Da allora il telefono della donna era rimasto costantemente localizzato, agganciando una cella telefonica non distante dalla locale stazione ferroviaria; per non dare sospetti, la donna avrebbe chiamato ininterrottamente il fidanzato, dicendogli di essere stata liberata dai suoi aguzzini e lasciata a Pescara. Il giorno successivo, con uno stratagemma, gli inquirenti riescono a individuare il luogo esatto della posizione della ragazza, facendo intervenire personale della Squadra Mobile della Questura di Chieti. Da bugiarda incallita, la donna riporta agli agenti la versione propinata all’ignaro fidanzato: il sequestro ad opera di un italiano e di una signora bulgara, con minuziose descrizioni somatiche, il tipo di autovettura utilizzata per il sequestro e particolari del luogo della detenzione; durante il racconto anche i presunti maltrattamenti subiti, fino alla liberazione, con gli aguzzini che – secondo la donna – l’avrebbero accompagnata a Pescara. Da qui la ragazza avrebbe preso un treno locale in direzione Francavilla a Mare. Agli agenti la donna ha raccontato di non conoscere le due persone che l’avevano segregata in casa ma che sarebbe stata in grado di riconoscerle, rifiutando la collocazione in una casa famiglia perché voleva tornare a casa dal suo amato fidanzato che “tanto le mancava”.
Al fine di appurare cosa fosse realmente accaduto, essendosi palesate numerose lacune ed incongruenze nel racconto fornito, gli agenti di Manfredonia hanno ascoltato nuovamente la donna in Commissariato, alla presenza di un interprete bulgara, per evitare scusanti circa la mancata comprensione della lingua.

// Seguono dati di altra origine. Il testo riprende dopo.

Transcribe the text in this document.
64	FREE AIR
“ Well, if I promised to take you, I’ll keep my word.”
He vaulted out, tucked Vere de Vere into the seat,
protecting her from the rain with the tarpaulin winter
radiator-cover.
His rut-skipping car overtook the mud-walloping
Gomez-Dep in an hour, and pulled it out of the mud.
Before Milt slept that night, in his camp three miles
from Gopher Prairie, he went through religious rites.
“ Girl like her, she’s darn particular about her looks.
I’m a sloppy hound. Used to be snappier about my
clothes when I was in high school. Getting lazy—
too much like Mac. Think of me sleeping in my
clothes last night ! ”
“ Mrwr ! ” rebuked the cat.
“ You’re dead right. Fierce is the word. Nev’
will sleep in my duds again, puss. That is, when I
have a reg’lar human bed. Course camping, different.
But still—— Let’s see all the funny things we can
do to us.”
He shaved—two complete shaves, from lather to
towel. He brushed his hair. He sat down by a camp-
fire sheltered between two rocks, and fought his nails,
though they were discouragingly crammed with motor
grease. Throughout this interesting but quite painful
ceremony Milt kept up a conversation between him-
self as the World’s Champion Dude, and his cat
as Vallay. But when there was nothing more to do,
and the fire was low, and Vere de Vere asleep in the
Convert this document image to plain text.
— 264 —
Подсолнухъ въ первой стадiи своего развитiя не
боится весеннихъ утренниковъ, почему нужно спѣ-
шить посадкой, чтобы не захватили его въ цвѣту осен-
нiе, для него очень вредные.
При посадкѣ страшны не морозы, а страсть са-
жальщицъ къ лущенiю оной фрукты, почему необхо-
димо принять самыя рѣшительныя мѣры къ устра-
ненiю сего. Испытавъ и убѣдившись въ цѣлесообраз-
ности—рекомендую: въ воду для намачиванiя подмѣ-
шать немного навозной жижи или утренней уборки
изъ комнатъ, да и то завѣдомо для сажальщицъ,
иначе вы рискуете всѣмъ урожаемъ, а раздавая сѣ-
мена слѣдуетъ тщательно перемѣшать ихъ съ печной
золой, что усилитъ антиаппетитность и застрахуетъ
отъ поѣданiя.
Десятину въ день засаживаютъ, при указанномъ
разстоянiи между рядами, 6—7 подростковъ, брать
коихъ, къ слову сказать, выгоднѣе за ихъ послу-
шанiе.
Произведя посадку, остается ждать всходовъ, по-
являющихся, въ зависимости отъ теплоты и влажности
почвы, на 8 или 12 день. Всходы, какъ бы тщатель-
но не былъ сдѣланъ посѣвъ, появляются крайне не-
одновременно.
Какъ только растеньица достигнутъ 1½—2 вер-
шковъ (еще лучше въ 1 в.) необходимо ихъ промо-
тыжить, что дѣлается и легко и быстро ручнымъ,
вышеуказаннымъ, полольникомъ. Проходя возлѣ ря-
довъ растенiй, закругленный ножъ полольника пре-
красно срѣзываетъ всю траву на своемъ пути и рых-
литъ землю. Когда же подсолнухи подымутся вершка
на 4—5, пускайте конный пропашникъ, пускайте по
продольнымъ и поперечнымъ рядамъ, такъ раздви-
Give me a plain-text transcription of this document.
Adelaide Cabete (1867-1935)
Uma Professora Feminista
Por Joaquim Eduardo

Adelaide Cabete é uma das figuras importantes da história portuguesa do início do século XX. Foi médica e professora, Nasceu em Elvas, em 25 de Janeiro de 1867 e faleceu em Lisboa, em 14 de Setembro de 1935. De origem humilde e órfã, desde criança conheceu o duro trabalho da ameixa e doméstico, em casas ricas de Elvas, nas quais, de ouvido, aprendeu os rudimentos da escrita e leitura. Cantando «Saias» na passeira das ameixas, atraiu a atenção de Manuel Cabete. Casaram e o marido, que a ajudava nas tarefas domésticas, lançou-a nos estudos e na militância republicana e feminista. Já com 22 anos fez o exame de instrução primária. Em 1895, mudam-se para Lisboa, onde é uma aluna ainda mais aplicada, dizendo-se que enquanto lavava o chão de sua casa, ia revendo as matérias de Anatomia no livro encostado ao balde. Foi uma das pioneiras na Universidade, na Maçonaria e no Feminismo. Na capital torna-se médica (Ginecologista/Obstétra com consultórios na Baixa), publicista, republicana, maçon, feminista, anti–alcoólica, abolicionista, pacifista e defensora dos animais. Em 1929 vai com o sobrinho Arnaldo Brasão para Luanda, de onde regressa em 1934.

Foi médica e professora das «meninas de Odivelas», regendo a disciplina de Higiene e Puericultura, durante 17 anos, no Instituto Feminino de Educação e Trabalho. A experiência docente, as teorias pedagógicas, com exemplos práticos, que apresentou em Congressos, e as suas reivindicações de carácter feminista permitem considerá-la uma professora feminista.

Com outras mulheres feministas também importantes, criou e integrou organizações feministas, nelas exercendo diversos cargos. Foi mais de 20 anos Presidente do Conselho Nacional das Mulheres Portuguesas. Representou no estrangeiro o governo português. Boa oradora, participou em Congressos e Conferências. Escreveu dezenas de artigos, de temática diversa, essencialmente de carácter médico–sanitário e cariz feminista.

Confermato in toto quanto riferito ai colleghi di Chieti, anche davanti al personale della Squadra di Polizia Giudiziaria di Manfredonia, la donna ha fornito la medesima versione del sequestro di persona, fornendo ulteriori particolari non menzionati nel corso della sua precedente udienza ma, richiesta una descrizione analitica di tempi e modalità della sua detenzione,la donna è caduta in profonde contraddizioni davanti agli agenti, anche se, per diverse ore, aveva insistito nella sua versione predeterminata. Gli agenti di Manfredonia hanno contestato alla ragazza la sua presenza a Zapponeta al momento della sua richiesta di aiuto in quanto il suo cellulare si trovava a San Severo, cioè ad una sessantina di chilometri più in là.
Alle precise contestazioni degli investigatori la donna ha continuato a replicare con risposte false per cui, essendo emersi indizi di reato per simulazione di reato e procurato allarme, il verbale è stato interrotto, con donna segnalata all’Autorità Giudiziaria per simulazione di reato e procurato allarme presso l’Autorità.
Dopo essere stata indagata in stato di libertà la donna, vistasi scoperta, avrebbe cercato di alleggerire la sua posizione raccontando che, a causa della sua gelosia e quella del suo fidanzato, per “dargli una lezione” si era recata a San Severo da un suo ex fidanzato e da suoi amici, trascorrendo lì tranquillamente alcuni giorni. La donna ha sostenuto di aver ripetutamente chiamato e chiesto aiuto al suo ragazzo per farlo impaurire. Una volta notata la pressione della Polizia si era fatta accompagnare a Francavilla al Mare per meglio mantenere la sua artefatta versione, pregando i poliziotti di non riferire nulla al suo ragazzo che l’attendeva fuori impaziente di abbracciarla.